I think when we sympathize

first of all we are not aware of the evidence and the acts the person is said to have committed

next we have the possibility that maybe there is a mistake and could this person be innocent or deserve a lesser charge.

Finally, we have a right to due process and due process in the interest of justice.

When a Justice acts in this manner it makes you wonder.

Anonymous said...

Justice is a vital process in a civilized society.

A man in Washington state killed a whole lot of women. He was able to accept a plea bargain. The reason given by the DA was that a plea of life in prison was in the best interest of society.

The Supreme Court has agreed to make a determination regarding cruel and unusual punishment in executions. Cruel and unusual punishment is forbidden by our Constitution.

It is not about this one man and what he did. It is about our society and the level of civilization we have achieved.

In my humble opinion, we should never execute anyone no matter what. Everytime we do, we delay the advancement of our society and its laws.

Anonymous said...

Jamie, believe it or not there are some people with the ability to know the previous crimes and conduct of a murderer, and still be able to find it possible to see them as a human being not so far removed from anyone else on the planet. Sympathy does not rely on ignorance.

Anonymous said...

The phrase "cruel and unusual punishment" is so subjective as to be meaningless. Any punishment that is customary for a particular crime is not unusual. Any "punishment" worthy of the name would necessarily be deemed "cruel" if inflicted on someone who didn't deserve it.

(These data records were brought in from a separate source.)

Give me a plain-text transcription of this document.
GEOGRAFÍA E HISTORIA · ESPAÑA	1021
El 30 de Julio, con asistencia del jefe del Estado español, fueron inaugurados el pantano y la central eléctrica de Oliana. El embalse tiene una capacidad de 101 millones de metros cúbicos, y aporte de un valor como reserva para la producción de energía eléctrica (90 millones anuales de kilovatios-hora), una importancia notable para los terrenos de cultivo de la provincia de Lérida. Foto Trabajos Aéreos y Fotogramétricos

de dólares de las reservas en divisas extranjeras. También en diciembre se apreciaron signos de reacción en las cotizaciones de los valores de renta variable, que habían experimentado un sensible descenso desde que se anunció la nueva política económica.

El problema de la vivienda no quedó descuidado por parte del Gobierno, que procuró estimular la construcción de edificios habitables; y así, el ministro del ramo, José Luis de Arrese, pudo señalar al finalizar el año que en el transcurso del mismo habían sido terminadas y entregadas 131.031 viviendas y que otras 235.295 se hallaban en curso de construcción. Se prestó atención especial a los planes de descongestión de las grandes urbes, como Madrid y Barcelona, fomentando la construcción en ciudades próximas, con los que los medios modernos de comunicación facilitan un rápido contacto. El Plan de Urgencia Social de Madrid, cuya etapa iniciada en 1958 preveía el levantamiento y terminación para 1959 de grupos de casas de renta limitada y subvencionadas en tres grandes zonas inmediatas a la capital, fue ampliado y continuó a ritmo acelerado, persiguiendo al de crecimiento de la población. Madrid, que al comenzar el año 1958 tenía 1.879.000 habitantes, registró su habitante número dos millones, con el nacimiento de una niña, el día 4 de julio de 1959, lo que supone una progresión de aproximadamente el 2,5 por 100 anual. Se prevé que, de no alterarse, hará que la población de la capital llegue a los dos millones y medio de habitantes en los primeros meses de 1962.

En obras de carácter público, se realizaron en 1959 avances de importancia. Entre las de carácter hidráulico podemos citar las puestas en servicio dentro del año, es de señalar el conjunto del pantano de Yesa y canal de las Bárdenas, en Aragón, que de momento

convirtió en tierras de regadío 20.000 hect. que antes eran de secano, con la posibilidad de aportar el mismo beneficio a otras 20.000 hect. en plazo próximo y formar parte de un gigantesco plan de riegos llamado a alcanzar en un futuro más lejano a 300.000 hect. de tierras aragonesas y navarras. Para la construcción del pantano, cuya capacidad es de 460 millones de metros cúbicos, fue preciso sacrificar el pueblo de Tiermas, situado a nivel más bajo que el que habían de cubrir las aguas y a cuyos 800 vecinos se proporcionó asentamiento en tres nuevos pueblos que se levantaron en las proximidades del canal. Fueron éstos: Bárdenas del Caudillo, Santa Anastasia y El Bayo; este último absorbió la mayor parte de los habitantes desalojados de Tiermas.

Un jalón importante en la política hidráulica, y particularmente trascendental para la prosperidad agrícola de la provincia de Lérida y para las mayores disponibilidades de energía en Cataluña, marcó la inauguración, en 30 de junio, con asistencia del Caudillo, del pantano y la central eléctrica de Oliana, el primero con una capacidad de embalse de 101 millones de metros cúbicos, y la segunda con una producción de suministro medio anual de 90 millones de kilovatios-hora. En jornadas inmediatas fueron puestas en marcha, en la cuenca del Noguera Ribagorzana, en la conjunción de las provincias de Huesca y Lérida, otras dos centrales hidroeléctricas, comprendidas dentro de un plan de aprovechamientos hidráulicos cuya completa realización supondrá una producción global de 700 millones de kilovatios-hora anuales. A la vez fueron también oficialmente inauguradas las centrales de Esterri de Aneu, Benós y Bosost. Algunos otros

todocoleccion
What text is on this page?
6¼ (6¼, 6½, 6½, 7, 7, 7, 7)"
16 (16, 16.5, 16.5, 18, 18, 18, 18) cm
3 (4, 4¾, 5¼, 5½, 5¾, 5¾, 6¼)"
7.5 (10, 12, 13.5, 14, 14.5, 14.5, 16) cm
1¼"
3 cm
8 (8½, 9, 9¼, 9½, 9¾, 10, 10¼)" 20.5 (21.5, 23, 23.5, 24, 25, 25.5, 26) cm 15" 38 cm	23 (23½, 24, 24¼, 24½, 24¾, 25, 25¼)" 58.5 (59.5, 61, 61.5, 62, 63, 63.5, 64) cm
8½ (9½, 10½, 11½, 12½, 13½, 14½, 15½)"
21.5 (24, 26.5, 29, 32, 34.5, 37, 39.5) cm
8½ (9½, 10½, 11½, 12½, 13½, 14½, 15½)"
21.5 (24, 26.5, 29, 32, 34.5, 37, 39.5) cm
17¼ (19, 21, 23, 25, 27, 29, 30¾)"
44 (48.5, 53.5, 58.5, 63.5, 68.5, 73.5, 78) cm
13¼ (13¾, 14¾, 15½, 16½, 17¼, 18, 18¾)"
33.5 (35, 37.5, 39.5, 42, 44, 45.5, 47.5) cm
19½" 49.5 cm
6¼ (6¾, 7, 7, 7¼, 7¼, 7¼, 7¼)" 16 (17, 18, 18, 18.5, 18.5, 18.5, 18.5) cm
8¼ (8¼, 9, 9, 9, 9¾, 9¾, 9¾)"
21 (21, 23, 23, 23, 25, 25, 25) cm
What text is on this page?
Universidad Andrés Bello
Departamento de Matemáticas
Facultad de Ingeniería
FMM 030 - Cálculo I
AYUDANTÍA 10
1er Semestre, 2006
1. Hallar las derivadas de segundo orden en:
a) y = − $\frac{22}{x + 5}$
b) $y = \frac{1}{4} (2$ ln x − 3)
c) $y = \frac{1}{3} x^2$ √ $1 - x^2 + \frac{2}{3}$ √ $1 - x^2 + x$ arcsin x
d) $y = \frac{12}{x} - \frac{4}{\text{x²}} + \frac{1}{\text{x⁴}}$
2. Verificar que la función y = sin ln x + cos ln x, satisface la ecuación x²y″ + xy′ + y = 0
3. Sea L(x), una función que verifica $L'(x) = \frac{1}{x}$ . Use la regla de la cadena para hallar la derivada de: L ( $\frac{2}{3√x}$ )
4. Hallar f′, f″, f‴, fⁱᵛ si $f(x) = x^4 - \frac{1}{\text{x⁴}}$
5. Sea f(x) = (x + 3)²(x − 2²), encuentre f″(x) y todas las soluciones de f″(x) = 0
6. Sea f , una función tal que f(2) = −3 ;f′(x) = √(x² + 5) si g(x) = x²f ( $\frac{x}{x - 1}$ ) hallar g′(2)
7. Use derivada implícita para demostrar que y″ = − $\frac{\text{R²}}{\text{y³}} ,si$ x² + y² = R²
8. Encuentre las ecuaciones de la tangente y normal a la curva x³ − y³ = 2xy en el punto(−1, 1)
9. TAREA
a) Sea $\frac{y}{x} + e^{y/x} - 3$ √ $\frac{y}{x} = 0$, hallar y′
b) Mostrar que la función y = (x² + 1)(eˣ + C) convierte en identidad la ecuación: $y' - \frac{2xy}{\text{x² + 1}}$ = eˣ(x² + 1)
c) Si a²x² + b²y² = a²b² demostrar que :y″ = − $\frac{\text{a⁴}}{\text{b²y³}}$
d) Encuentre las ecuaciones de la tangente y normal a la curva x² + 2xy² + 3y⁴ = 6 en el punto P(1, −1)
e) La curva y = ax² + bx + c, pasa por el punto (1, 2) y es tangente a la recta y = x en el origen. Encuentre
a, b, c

After all, who would consider it a kindness to be locked up for a day, much less years? And the Supreme Court has recognized over the years that "cruel and unusual" means different things as time goes on (which sounds suspicious to me coming from a group that puts so much emphasis on the intention of the framers.)

There are certainly people who feel like death is an unjust punishment no matter how painless or gentle it is. There are others who feel that the murderer should be put through the same amount of pain and suffering as his victims. IMO, the whole thing boils down to: what do most people think constitutes a just and morally defensible punishment for the crime committed. This whole issue should be left to the legislatures and the voting citizens.